Japan is facing a precarious security situation. Russia’s growing isolation in the international community is at odds with any further efforts to impose sanctions on North Korea. Russia, which has long stood against dialing up pressure on North Korea, can use its veto power in the U.N. Security Council to block sanctions, as can North Korea’s ally, China. To add to Japan’s regional problems, Russia has also started military drills on disputed islands claimed by Tokyo in reaction to Japan joining U.S.-led sanctions against Russia over the war in Ukraine.

Russia’s aggression in Ukraine has shined a light on the importance of national defense capabilities. Japan’s Aegis missile defense system is expected to be deployed to intercept a ballistic missile should the need arise. But North Korea’s escalating military capability will undoubtedly reignite wider discussion on the state of Japan’s defense capabilities as the government plans to revise the National Security Strategy by the end of the year.

On a diplomacy front, getting North Korea to abandon its missile development would require a new level of deterrence or global alliance. One under-explored avenue is cooperating further with South Korea on the issue and forging a stronger alliance with Japan’s closest neighbor. Lingering tensions over historical issues have thus far prevented closer cooperation, with relations entering a deep freeze in 2018 after a Korean court ruled that Japanese companies owed compensation over forced labor during Japan’s colonial rule over Korea.
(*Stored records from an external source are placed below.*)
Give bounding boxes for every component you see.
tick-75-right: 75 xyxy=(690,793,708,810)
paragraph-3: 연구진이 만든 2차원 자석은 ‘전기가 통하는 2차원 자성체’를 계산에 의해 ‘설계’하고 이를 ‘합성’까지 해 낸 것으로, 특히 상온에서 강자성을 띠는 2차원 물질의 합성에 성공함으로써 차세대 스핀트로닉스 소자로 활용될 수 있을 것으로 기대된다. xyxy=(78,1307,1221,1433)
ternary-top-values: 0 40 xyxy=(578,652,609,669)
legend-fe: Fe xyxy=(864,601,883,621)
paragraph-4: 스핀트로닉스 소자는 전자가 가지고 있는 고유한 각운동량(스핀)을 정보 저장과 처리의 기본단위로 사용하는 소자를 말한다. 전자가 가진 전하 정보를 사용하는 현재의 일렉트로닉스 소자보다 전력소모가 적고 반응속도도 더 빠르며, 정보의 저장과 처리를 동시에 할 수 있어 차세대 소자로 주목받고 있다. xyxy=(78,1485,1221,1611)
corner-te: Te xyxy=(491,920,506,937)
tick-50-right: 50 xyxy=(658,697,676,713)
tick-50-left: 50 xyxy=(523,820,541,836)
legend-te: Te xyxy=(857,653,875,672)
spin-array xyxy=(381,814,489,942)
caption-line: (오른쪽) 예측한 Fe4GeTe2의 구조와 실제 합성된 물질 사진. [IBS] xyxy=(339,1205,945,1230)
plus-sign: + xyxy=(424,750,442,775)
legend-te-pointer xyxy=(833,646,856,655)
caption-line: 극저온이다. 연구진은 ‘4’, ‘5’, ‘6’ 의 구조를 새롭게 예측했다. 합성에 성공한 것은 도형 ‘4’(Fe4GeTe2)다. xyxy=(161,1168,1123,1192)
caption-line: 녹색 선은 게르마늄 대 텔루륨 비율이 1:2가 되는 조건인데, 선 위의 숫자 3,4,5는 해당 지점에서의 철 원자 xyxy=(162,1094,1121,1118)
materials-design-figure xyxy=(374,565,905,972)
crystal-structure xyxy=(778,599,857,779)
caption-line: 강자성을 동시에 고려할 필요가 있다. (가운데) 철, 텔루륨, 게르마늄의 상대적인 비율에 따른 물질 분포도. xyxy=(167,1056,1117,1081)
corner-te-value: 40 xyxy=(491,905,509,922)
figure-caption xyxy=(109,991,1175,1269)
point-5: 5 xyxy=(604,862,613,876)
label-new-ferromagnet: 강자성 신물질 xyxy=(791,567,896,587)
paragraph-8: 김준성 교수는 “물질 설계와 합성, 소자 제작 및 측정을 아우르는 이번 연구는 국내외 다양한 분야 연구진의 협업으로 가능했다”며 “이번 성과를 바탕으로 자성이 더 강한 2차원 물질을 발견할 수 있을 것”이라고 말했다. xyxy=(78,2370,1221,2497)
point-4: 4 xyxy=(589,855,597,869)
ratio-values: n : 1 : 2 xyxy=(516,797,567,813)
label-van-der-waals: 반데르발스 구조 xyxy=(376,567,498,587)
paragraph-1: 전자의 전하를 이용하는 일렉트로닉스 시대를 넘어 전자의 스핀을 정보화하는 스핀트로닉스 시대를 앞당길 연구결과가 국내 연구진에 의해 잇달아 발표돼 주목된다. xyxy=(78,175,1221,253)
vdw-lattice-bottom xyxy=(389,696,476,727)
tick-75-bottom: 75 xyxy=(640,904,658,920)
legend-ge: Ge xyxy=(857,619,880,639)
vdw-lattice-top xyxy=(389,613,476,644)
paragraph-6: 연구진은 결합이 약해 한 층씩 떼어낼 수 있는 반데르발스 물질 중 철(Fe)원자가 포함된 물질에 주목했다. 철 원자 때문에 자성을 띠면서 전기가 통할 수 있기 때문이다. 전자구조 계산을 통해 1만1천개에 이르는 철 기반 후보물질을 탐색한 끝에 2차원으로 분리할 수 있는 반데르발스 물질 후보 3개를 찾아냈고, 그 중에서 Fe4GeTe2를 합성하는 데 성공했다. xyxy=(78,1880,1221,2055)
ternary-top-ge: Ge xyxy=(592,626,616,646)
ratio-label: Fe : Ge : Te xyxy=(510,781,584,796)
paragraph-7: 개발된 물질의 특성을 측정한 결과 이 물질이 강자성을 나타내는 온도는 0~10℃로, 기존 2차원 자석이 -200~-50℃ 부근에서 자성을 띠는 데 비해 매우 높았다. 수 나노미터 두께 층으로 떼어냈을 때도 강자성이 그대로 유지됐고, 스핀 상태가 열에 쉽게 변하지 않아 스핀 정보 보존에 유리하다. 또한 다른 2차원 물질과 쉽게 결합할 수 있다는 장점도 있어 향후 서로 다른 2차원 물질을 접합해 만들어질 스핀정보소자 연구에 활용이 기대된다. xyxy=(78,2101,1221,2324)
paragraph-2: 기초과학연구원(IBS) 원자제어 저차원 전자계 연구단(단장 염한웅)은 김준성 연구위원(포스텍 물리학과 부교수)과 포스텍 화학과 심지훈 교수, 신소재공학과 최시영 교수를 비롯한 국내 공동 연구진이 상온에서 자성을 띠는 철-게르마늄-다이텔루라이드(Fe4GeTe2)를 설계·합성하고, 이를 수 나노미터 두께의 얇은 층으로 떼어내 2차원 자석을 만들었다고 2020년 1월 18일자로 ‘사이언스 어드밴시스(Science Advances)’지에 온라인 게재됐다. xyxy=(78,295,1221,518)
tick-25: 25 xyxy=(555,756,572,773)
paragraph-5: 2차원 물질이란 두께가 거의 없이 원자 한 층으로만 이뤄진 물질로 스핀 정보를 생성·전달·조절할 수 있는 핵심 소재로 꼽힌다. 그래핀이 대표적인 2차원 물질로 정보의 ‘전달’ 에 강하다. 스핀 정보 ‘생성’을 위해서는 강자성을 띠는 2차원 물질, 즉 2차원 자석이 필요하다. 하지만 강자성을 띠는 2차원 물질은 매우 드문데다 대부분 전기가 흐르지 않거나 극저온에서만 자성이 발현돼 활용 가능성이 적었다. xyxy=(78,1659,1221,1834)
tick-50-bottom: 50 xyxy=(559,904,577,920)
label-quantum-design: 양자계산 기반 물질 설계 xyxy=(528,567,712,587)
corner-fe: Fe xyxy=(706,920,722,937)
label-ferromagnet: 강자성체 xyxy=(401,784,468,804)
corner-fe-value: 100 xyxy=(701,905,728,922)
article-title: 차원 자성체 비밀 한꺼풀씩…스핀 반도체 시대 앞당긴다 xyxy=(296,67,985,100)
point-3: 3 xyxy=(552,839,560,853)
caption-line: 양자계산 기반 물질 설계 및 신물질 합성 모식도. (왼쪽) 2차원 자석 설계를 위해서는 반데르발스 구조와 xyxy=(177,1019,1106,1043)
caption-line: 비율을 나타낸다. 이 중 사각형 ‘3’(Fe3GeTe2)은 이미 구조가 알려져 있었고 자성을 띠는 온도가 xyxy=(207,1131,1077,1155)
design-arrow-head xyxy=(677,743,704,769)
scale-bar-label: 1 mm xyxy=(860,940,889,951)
Last week South Korea’s President-elect Yoon Suk-yeol called for urgent efforts to restore ties with Japan and for trilateral cooperation between South Korea, Japan, and the U.S. so that “North Korea will have conviction that there’s nothing to gain from nuclear weapons.” Yoon is a conservative who is said to align with a more traditional U.S. alliance and is likely to push for hardline denuclearization, as opposed to the current administration’s strategy of taking a mediator position between North Korea and the United States.

South Korea and the United States have dismissed the latest missile launch, reporting that the ICBM was the less powerful Hwasong-15 based on images of the number of engine nozzles, among other details. Japan, on the other hand, has not changed its analysis. It believes the ICBM had a flight capability of over 15,000 km, which indicates a new class of missile that could reach as far as Washington, D.C. Matsuno reiterated Japan’s position has not changed as the provocation is a “serious threat to the peace and security of our nation, region and the international community.”

In 2017 residents in northern Japan woke up to a J-Alert warning them to take shelter as a North Korean ICBM flew over the country. Japan now faces a dangerous new reality where the omnipresent threat of North Korea has become far more palpable.